The scope and depth of North Mississippi blues are amply documented on the latest releases by the Oxford-based Fat Possum label, the highly touted indie responsible for breaking the likes of R.L. Burnside and the late Junior Kimbrough, among others. T-Model Ford's She Ain't None of Your'nand Robert Belfour's What's Wrong With You provide bookends to the eclectic and eccentric approach of the region's myriad blues artists -- the latter with an acoustic-based set that shows the influence of Mississippi Fred McDowell, the former with a raucous, electric sound defined by distorted guitars and furiously pounded drums.

Of the two, the seventysomething Ford is definitely the wildest and weirdest. She Ain't None of Your'n, T-Model's third album for Fat Possum, is a typically crazed collection of the blues primitivist's passions and peeves, from the aching version of the blues standard "Sail On" to the bizarre, down-home surrealism of Ford's own "Chicken Head Man" and the cantankerous rural soap opera "She Asked Me So I Told Her." Like the idiosyncratic blues of John Lee Hooker, Lightnin' Hopkins, and Junior Kimbrough, Ford seems to care less about rhythm than the violence of his delivery and the pile-driving punch of the music. His guitar sprays a flurry of razor-sharp leads and hefty chunks of open-tuned raunch, while an array of drummers -- including his long-time running buddy Spam -- bangs out ramshackle beats that underpin the chaos of Ford's unique, often frightening, slop-bucket sound.

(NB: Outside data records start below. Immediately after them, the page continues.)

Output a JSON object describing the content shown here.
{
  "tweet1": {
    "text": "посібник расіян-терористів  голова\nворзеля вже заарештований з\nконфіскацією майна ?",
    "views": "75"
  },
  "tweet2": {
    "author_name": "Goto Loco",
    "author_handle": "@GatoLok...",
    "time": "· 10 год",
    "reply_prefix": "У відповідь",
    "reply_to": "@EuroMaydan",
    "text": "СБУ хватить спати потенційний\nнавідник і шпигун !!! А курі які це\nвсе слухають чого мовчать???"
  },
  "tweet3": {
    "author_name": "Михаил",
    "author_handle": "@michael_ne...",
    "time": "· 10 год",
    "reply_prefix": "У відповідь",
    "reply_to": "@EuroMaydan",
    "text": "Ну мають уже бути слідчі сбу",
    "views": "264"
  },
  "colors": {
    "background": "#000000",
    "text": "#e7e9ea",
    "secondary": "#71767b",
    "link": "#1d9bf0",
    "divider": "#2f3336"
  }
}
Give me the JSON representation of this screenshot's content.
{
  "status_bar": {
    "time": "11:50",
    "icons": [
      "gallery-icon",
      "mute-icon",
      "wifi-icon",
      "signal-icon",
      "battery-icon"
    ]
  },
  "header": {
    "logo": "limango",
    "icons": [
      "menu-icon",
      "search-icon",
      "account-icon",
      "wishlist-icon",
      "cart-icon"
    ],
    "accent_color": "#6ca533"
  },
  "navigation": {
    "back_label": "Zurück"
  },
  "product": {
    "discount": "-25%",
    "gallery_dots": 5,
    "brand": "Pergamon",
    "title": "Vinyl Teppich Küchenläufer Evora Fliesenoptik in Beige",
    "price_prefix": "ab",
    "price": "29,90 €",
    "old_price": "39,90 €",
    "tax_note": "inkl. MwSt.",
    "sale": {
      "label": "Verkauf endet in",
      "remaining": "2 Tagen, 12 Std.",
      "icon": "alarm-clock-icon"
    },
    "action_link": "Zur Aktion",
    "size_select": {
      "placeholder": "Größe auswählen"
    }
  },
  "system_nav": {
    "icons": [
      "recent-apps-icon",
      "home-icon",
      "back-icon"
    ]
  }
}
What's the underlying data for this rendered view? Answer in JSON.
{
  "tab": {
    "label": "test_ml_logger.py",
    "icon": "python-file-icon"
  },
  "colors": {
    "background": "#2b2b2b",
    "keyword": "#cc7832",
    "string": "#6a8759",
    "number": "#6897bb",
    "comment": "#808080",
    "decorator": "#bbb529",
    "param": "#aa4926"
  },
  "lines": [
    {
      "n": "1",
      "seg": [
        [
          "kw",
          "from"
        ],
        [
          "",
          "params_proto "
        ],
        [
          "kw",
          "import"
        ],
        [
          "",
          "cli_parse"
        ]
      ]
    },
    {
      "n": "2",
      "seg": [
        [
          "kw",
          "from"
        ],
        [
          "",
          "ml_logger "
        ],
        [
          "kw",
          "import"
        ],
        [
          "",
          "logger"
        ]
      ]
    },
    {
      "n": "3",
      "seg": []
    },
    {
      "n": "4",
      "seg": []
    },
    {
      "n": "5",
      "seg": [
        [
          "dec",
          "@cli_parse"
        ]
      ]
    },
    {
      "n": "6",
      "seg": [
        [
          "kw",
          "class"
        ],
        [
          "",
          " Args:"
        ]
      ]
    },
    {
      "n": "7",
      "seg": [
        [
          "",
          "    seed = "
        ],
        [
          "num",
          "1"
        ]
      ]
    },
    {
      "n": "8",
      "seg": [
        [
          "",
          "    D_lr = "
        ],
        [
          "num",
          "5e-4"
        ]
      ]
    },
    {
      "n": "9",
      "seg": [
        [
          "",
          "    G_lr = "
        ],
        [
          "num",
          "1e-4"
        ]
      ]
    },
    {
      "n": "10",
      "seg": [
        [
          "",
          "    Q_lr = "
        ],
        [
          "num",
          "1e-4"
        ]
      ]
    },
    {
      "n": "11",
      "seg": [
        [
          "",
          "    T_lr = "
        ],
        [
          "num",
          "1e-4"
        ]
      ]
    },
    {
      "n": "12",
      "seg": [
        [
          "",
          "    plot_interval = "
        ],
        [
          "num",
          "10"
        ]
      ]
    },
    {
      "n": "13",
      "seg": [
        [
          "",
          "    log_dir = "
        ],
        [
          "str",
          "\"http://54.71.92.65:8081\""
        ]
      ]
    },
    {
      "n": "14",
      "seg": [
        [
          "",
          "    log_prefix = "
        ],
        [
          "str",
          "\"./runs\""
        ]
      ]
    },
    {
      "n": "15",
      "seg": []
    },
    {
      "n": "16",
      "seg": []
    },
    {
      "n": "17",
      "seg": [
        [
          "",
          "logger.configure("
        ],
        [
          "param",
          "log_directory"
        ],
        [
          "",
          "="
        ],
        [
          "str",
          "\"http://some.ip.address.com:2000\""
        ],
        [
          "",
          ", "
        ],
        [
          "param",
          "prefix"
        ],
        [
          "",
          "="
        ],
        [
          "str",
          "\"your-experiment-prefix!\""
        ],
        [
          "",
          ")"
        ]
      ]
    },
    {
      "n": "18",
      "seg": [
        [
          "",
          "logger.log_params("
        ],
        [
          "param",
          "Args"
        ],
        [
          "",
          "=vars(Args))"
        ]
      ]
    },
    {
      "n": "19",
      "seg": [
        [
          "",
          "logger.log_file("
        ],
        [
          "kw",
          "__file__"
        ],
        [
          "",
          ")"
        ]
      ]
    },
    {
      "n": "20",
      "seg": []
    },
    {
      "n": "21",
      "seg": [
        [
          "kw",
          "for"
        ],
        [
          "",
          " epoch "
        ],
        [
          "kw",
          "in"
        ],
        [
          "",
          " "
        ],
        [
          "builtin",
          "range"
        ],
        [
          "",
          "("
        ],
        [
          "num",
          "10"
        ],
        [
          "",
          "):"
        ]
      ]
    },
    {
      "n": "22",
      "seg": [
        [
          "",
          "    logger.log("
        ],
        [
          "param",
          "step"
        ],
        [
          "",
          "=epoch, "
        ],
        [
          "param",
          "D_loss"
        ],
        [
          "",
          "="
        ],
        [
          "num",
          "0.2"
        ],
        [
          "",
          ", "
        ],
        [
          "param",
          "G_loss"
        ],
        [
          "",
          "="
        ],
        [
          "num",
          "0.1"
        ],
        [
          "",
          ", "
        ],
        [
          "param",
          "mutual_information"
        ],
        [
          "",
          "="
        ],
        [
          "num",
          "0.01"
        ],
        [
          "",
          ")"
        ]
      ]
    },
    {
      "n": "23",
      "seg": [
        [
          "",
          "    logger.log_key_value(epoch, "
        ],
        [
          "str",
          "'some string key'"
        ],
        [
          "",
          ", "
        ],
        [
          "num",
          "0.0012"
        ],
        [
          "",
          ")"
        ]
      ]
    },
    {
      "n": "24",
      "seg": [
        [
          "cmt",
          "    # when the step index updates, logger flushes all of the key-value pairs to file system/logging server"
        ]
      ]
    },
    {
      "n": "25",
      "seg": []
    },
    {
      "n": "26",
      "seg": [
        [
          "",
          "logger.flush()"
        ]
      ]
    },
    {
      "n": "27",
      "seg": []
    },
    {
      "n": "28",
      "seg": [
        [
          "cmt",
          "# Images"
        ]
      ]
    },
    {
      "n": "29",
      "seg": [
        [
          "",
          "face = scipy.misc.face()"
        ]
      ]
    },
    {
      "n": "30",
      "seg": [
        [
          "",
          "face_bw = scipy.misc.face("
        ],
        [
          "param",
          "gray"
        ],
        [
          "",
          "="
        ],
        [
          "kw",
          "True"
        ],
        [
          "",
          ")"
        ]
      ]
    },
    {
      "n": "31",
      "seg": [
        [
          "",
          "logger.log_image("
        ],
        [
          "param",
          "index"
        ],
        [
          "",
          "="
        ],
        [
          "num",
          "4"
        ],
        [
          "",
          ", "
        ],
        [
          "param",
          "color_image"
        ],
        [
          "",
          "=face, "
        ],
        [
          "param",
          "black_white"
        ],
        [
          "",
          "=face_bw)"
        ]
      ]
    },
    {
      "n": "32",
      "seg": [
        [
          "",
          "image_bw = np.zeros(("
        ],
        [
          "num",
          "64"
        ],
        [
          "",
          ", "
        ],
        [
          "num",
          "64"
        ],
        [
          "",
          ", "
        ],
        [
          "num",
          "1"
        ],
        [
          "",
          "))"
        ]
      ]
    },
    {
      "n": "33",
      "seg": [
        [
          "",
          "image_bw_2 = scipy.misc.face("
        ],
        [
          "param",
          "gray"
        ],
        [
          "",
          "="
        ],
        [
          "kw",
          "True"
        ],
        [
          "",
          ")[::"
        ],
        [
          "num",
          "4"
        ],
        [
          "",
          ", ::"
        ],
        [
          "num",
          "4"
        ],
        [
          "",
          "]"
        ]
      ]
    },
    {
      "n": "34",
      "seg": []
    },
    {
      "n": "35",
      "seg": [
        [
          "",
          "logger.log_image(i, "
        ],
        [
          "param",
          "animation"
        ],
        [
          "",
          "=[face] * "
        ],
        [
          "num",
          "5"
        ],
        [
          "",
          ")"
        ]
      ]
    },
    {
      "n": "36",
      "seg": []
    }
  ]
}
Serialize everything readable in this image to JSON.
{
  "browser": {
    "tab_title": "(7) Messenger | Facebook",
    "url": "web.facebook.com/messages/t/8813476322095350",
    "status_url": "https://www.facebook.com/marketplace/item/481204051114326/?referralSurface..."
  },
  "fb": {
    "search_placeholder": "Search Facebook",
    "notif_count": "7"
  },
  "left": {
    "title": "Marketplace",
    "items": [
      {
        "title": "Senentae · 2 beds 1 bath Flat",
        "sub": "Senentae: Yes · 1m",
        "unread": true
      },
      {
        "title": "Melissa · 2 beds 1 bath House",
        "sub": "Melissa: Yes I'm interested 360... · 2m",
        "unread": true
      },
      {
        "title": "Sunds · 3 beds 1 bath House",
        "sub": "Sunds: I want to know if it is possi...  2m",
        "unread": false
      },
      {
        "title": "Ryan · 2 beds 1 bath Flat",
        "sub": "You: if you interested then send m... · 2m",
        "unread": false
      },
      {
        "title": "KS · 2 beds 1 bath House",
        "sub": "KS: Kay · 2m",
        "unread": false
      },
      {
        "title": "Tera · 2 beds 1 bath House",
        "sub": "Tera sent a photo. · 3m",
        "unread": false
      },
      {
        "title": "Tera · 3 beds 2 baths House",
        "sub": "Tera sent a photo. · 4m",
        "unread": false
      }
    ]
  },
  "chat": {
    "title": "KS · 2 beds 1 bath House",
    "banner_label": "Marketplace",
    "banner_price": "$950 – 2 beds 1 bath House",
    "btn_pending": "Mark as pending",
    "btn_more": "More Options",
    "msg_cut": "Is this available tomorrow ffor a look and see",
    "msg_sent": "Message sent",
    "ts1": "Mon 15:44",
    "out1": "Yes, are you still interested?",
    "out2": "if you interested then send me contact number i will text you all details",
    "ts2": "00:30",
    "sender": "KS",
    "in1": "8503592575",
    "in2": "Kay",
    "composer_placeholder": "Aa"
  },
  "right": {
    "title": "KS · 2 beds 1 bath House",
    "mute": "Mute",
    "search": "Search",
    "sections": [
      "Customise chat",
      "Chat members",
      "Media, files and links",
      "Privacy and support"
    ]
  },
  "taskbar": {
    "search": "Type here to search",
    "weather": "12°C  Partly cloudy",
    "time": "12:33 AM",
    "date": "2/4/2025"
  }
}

Sixty-year-old Robert Belfour is neither maverick nor madman. His percussive acoustic guitar style is a throwback to the unbridled attack of prewar blues master Charley Patton, yet his vocals have the warmth and intimacy of John Hurt or Lightnin' Hopkins. What's Wrong With You, Belfour's Fat Possum debut, has an ambiance of midnight melancholy and devastating heartache; "Done Got Old" is a haunting meditation on mortality, while "My Baby's Gone" and the title track are remarkable, propulsive essays on loss and loneliness. Although his songs pull together fragments of numerous traditional blues staples, Belfour makes them his own through the passion of his singing and the subtle majesty of his playing. In a year that's already cluttered with fine blues albums, What's Wrong With Youmay wind up being the greatest of the double zero.